Difficile d'évoquer un métrage que l'on n'a pas vu. Difficile également de voir un film qui, le jour de sa sortie, le 30 avril dernier, n'obtient que 12 salles sur la France entière...

Inutile de revenir sur l'éternel mépris du genre de la part de complexes, qui, après avoir essoré les cinémas de quartier, sclérosent la créativité, les productions et les spectateurs avec leur sempiternelle soupe riche en comédies populaires fades, en cinéma d'auteur intello et soporifique, en super-héros que l'omniprésence a rendu au mieux insipides, au pire insupportables...


Bref, les fans d'horreur, pourtant un nid de cinéphiles passionnés qui se bougent en salle pour voir les dernières productions du genre (la projection du remake d'Evil Dead dans une petite salle dijonnaise pleine à craquer n'est qu'un exemple parmi tant d'autres), sont une nouvelle fois la cible directe de ronds de cuirs incapables de penser cinéma autrement que par le prisme de la rentabilité et d'un bon goût bien baveux et au final aussi dégueulasse que puisse l'être son ostensible et déraisonné appât du billets verts... 

12 salles, pour un film interdit aux moins de 16 ans, cela nous renvoie directement à une autre sortie méprisée par les exploitants (pour ceux qui ont œuvré sur le film et pour le public), celle d'Insensibles, pour lequel nous avions déjà poussé un coup de gueule et sur lequel le réalisateur Juan Carlos Medina s'était exprimé, n'hésitant pas à qualifier, à juste titre, le cinéma hexagonal de "cinéma pasteurisé"... D'ailleurs, on ne peut que constater un bien triste record cette fois, puisque Insensibles avait quand même, à l'époque, réussi à obtenir 17 salles.
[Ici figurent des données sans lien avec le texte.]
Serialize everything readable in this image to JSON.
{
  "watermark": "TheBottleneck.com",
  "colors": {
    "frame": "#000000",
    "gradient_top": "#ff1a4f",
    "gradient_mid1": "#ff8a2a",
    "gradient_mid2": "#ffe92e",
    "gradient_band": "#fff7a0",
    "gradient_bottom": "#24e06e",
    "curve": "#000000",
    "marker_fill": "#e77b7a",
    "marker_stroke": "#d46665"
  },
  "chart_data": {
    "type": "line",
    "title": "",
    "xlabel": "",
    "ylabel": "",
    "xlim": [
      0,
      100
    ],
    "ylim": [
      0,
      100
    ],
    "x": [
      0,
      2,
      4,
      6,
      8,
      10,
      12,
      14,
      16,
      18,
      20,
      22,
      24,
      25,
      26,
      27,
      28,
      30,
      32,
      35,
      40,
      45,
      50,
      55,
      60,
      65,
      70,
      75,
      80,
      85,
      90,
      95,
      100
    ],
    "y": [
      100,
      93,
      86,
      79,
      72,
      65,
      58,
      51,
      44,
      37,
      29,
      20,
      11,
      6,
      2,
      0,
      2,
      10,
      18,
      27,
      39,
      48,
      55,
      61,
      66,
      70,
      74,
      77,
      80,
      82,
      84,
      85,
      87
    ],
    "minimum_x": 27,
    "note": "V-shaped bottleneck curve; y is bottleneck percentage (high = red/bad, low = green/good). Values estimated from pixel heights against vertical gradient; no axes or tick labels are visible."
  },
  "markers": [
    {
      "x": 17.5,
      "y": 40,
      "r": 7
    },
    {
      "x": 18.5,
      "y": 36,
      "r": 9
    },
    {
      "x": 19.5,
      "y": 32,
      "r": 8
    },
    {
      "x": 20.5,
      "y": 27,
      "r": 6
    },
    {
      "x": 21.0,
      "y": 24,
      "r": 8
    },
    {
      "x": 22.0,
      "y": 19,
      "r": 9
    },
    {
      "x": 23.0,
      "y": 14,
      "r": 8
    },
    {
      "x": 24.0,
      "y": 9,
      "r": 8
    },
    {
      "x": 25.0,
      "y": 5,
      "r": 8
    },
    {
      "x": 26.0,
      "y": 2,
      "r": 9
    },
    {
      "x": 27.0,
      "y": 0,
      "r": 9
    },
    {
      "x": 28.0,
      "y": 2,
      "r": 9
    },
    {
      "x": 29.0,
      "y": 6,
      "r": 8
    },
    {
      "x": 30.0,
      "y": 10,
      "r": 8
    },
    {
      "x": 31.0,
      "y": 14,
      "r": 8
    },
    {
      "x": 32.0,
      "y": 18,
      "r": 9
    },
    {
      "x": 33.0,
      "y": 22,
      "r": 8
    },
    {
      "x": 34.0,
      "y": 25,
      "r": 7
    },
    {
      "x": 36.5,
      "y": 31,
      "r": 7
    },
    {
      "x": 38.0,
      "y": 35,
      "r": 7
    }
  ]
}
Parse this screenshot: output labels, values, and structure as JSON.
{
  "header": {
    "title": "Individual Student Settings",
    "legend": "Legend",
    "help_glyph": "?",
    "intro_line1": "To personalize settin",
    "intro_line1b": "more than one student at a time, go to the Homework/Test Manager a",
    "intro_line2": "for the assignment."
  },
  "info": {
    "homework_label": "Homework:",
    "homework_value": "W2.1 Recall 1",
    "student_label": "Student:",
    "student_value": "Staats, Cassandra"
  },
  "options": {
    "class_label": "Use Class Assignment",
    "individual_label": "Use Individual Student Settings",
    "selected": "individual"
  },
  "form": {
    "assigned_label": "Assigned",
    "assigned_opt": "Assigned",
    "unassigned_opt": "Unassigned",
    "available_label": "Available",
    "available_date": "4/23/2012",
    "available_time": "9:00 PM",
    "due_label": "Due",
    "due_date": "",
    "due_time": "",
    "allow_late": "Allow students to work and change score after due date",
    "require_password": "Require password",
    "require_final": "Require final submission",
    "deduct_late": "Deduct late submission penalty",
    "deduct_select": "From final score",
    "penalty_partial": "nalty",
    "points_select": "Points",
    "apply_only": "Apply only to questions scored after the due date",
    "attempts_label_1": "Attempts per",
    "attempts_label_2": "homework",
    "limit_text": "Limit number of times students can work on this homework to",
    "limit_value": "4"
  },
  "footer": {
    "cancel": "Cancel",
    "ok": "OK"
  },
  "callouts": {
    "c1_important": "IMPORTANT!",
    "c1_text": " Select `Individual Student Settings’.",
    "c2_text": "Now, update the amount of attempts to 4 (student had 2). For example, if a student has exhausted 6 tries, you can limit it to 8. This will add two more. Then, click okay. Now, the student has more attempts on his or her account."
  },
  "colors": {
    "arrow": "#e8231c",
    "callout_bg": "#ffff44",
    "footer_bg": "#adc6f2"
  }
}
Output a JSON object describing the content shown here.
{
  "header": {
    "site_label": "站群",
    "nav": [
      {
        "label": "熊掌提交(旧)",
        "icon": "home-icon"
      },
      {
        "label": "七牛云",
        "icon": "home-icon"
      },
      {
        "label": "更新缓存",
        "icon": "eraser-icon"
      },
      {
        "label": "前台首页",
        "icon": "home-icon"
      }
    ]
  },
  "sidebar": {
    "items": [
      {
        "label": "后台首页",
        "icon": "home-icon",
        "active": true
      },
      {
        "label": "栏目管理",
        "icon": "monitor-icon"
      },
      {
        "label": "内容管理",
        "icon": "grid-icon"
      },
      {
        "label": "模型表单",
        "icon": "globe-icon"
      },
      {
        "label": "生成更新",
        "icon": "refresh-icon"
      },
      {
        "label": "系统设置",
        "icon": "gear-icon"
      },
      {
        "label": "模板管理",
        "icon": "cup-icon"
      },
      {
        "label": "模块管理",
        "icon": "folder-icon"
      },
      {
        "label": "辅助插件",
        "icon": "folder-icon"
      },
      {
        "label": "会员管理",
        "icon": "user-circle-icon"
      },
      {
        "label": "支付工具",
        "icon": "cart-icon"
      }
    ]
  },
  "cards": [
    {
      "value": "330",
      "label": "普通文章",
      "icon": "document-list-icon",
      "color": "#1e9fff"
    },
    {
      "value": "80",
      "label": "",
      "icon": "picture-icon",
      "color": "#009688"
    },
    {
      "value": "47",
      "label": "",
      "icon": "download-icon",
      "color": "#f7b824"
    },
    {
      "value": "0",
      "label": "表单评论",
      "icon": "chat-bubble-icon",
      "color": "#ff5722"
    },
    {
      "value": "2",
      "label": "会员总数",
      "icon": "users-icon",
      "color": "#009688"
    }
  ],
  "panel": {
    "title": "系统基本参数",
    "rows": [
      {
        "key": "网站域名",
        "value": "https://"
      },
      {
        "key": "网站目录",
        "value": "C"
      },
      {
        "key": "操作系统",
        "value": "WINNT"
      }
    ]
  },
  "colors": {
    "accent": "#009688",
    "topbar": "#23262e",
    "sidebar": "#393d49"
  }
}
Ce sera 12 pour Aux Yeux des Vivants... Alors qui fera pire ? Quel sera le prochain ? Existe-t-il encore aujourd'hui des salles de cinéma en France ? 
N.T.

Commentaires

  1. Mais le film n'est qu'un insupportable catalogue de références cinéphilique qui devient vite assez insupportable, la faiblesse des deux lascars dans l'écriture des scénarii et encore plus des dialogues n'a jamais été plus frappante.
    Ils s'avèrent incapables de filmer leur décor pourtant vraiment réussi et ils méprisent leur personnages au point que l'on se contrefous de leur sort. Les ellipses, d'ailleurs, sur la mort de certains d'entre eux, démontrent que l'on se fiche de leur sort tout autant que les cinéastes et affaiblissent encore le scénario (ex: les gamins sont ils morts ? Sont ils enlevés ? S'ils sont vivants, vont ils revenir et ré-intervenir dans le récit...)
    Cette horreur light en prime tranche vraiment avec le surgissement du gore en toute fin qui apparaît du coup complètement déplacé et grotesque.
    Les acteurs sont tous bien, mais ils ne réussissent pas à faire exister des personnages mal écrits, mal dessinés, totalement creux.
    C'est particulièrement honteux concernant les enfants.
    Francis Renaud est parfait mais on le plaint tant son personnage est mal écrit. Sa révélation concernant "le monstre" à la fin prête vraiment à se marrer, notamment.
    Seul le pré-générique (et le travail des décorateurs) trouve grâce à mes yeux et je trouve dommage que tu parles "d'hystérie" concernant Béatrice Dalle qui est la seule qui réussisse en une poignée de plan poignants à faire exister d'une manière vraiment frappante son personnage dont on ne sait rien et dont on ne saura pas plus que ce qu'on voit.
    Son interprétation à elle seule frappe par la puissance et la tension qu'elle offre au film.
    C'est elle qui dégoupille la grenade...
    Et qui place la barre très haute.
    Et puis c'est le drame... Le reste ne cesse de faire plouf...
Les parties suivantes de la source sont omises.